Inducer draft motor on a wood fired boiler


----------



## easttexasplumb (Oct 13, 2010)

Exposed wiring, fail.


----------



## OldSchool (Jan 30, 2010)

Air setting


----------



## deerslayer (Mar 29, 2012)

How did you get pics of my setup from canada?:laughing:


----------



## OldSchool (Jan 30, 2010)

deerslayer said:


> How did you get pics of my setup from canada?:laughing:


Show me yours ... Lol


----------



## Catlin987987 (Nov 12, 2010)

Atleast it is foil tape and not duct tape.


----------



## AWWGH (May 2, 2011)

It's the thought that counts.... Right?


----------



## deerslayer (Mar 29, 2012)

OldSchool said:


> Show me yours ... Lol


I haven't put one on yet but have contemplated setting up my wood furnace with one on a thermostat to make the temp more consistent in the house!


----------



## OldSchool (Jan 30, 2010)

I figured I would just try this out ... Experiment

I put a ventor motor from a gas furnace to induce a draft into the wood fire ...

The draft going in was so strong that sparks were coming out ... Took me a fee minutes to realize I could damper the intake air of the ventor motor ... That's the foil tape over the hole ...

I was amazed at the btu I get out of this wood boiler now ..

I got it hooked up to an aqua stat turn off the motor at 160 deg ...

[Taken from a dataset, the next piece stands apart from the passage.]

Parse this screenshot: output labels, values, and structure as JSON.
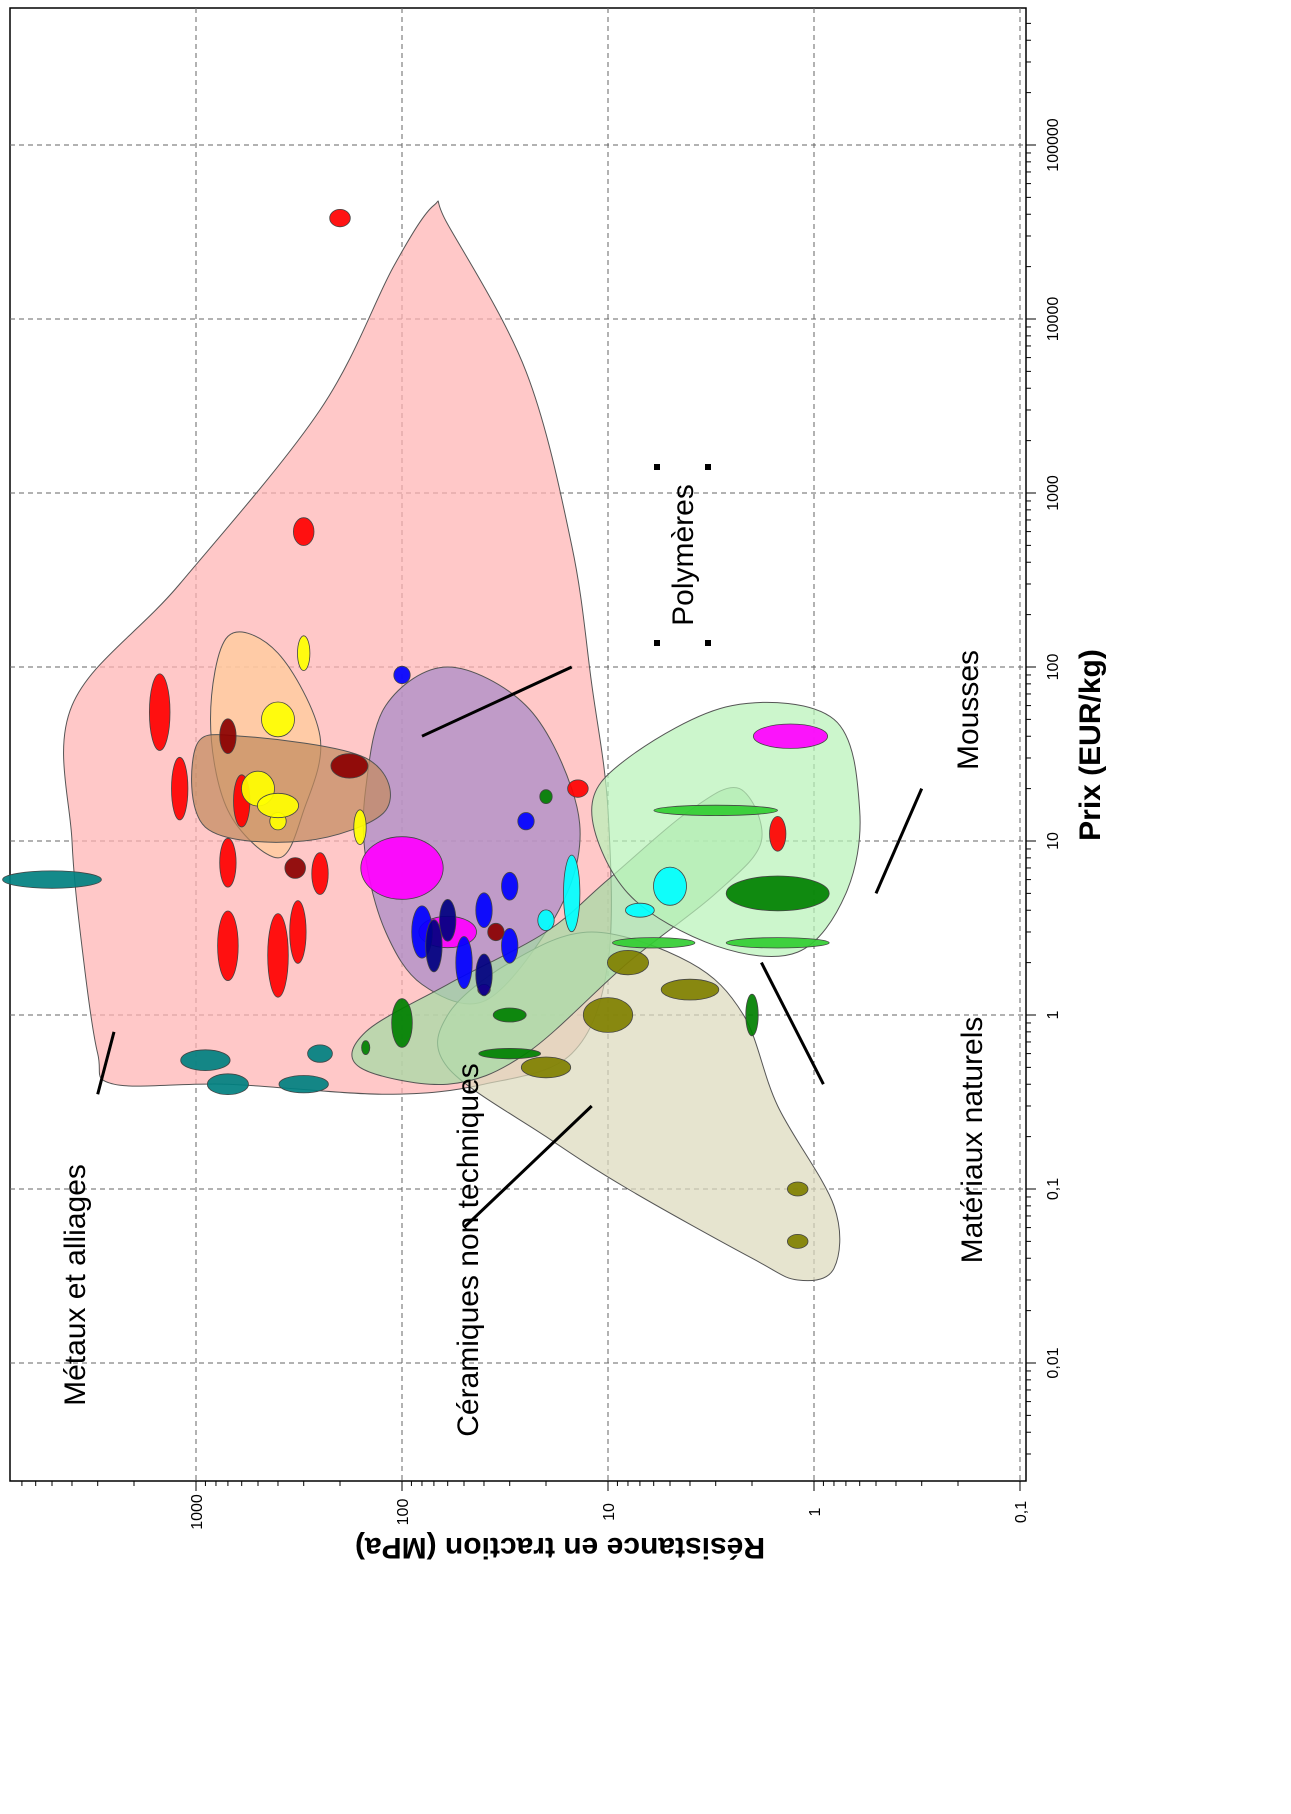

Now that I know it works great it's think to clean it up and make it look pretty


----------



## deerslayer (Mar 29, 2012)

US stove makes a draft inducer kit for my wood furnace I just have never got around to ordering one, I have a couple powervent motors off of old water heaters and thought about trying it, but it's in the garage attached to my house and I don't wanna experiment with fire to much there:laughing: Had a house fire 4 years ago and don't ever want another (electrical and not related to wood furnace)


----------



## alberteh (Feb 26, 2012)

I like it. reminds me of the backyard blast furnace from make magazine (blowdryer and charcoal bbq)


----------



## OldSchool (Jan 30, 2010)

It's crazy how much hotter this boiler runs with the power ventor...


----------